Dorothea estendeu os braços para mim, pedindo por um abraço, que eu prontamente retribui, e senti que ela me apertava com suas últimas forças.

— Eu te amo como minha própria filha, querida... – ela disse. – Nunca, nunca tenha medo de ficar sozinha; tenha medo de estar cercada de pessoas que lhe querem mal. Se você precisar... vá embora. Saia desta ilha no primeiro navio e viva uma vida diferente da vida pequena que este lugar pode lhe dar. Esta ilha sempre foi pequena demais para você...

— Eu sempre quis conhecer Lóris – eu disse, somente.

— Então vá, querida. Vá – Dorothea engasgou e tossiu. – Acho que estou pronta para ir – disse, soltando-me.

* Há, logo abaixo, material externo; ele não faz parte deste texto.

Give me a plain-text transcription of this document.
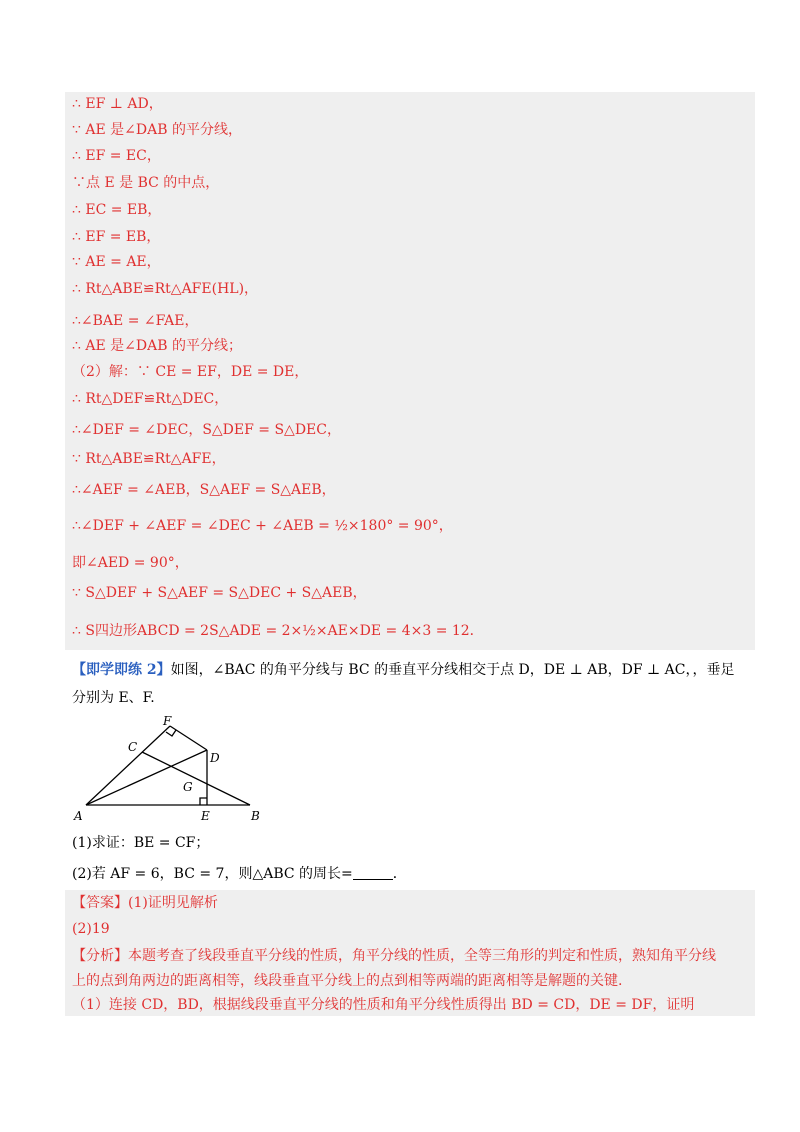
∴ EF ⊥ AD，
∵ AE 是∠DAB 的平分线，
∴ EF = EC，
∵点 E 是 BC 的中点，
∴ EC = EB，
∴ EF = EB，
∵ AE = AE，
∴ Rt△ABE≌Rt△AFE(HL)，
∴∠BAE = ∠FAE，
∴ AE 是∠DAB 的平分线；
（2）解：∵ CE = EF，DE = DE，
∴ Rt△DEF≌Rt△DEC，
∴∠DEF = ∠DEC，S△DEF = S△DEC，
∵ Rt△ABE≌Rt△AFE，
∴∠AEF = ∠AEB，S△AEF = S△AEB，
∴∠DEF + ∠AEF = ∠DEC + ∠AEB = ½×180° = 90°，
即∠AED = 90°，
∵ S△DEF + S△AEF = S△DEC + S△AEB，
∴ S四边形ABCD = 2S△ADE = 2×½×AE×DE = 4×3 = 12．
【即学即练 2】如图，∠BAC 的角平分线与 BC 的垂直平分线相交于点 D，DE ⊥ AB，DF ⊥ AC，，垂足
分别为 E、F.
F
C
D
G
A	E	B
(1)求证：BE = CF；
(2)若 AF = 6，BC = 7，则△ABC 的周长=	．
【答案】(1)证明见解析
(2)19
【分析】本题考查了线段垂直平分线的性质，角平分线的性质，全等三角形的判定和性质，熟知角平分线
上的点到角两边的距离相等，线段垂直平分线上的点到相等两端的距离相等是解题的关键.
（1）连接 CD，BD，根据线段垂直平分线的性质和角平分线性质得出 BD = CD，DE = DF，证明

— Você quer ficar? – Byakko me perguntou.

— Eu não sei... Vai doer?

— Em você? Nem um pouco.

— Não em mim, nela! – Apontei Dorothea, e ela e Byakko riram da expressão indignada em meu rosto.

— Eu não sei, Lóris... Isso é algo que você deve perguntar aos mortos. Eu nunca experimentei a sensação de... morrer.

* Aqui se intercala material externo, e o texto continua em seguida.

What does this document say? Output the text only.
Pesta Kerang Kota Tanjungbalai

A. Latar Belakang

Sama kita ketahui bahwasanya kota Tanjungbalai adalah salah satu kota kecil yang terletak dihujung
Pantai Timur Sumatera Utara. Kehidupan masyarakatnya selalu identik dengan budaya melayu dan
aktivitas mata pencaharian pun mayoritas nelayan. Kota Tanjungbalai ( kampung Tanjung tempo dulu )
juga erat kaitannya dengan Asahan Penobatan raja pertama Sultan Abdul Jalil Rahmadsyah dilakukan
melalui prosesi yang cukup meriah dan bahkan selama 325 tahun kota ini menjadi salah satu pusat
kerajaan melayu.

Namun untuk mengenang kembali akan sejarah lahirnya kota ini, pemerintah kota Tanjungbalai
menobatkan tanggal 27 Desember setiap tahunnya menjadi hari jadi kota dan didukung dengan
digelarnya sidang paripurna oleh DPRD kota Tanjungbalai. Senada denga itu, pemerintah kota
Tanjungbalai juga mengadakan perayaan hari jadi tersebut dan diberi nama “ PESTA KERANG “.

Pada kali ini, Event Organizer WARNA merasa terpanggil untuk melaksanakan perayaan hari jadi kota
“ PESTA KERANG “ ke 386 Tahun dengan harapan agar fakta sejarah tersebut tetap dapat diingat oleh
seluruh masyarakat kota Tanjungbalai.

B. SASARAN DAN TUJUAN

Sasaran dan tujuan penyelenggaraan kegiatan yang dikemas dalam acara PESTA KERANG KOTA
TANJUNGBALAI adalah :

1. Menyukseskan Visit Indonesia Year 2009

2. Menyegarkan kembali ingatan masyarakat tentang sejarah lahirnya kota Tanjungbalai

Byakko me encarava com receio de que eu o repreendesse por usar meu apelido outra vez, depois de termos nos desentendido. Ele claramente tinha medo de que eu o enxotasse novamente por isso, mas, na verdade, ouvi-lo voltar a se referir à mim de forma tão carinhosa me fez corar.

— Tudo bem... – disse, virando meu rosto. – É melhor eu esperar lá fora.

Saí do quarto e fechei a porta atrás de mim, apoiando minhas costas na madeira. Eu sabia que não devia bisbilhotar, mas escorreguei até estar sentada no chão e abri uma pequena fresta para olhar. Byakko estava ajeitando Dorothea em sua cama confortavelmente, segurando-a pela nuca para deita-la em seu estreito travesseiro. Dorothea chorava discretamente, mas não parecia triste ou assustada; apenas devia ser essa a catarse pela qual todos passam quando diante do abismal fim. Devia ser reflexão e aceitação.

Byakko segurava a mão de Dorothea e, com a outra, livre, ele perfurou seu peito. Precisei conter com as mãos meu ofego assustado; parecia que ele iria lhe arrancar o coração, e ela arfou. Mas não foi isso o que Byakko puxou de seu âmago, foi um vulto; primeiro, o braço fino que ele segurava, depois a cabeça e o tronco, todos indistintos, esbranquiçados e nebulosos. Era como assistir uma borboleta libertar-se de sua crisálida.

Então, quando os pés se separaram, o corpo de Dorothea exalou seu último suspiro e seus olhos perderam o viço. O vulto enevoado flutuava acima da cabeça de Byakko, e o que devia ser sua boca formou sílabas indistintas cujo significado apenas ele devia ser capaz de decifrar. Por fim, ele se virou para mim, ciente de que eu observava, e sorriu, para logo em seguida desaparecer com o vulto de Dorothea.

Fechei a porta.

E Finalmente me permiti estar de luto.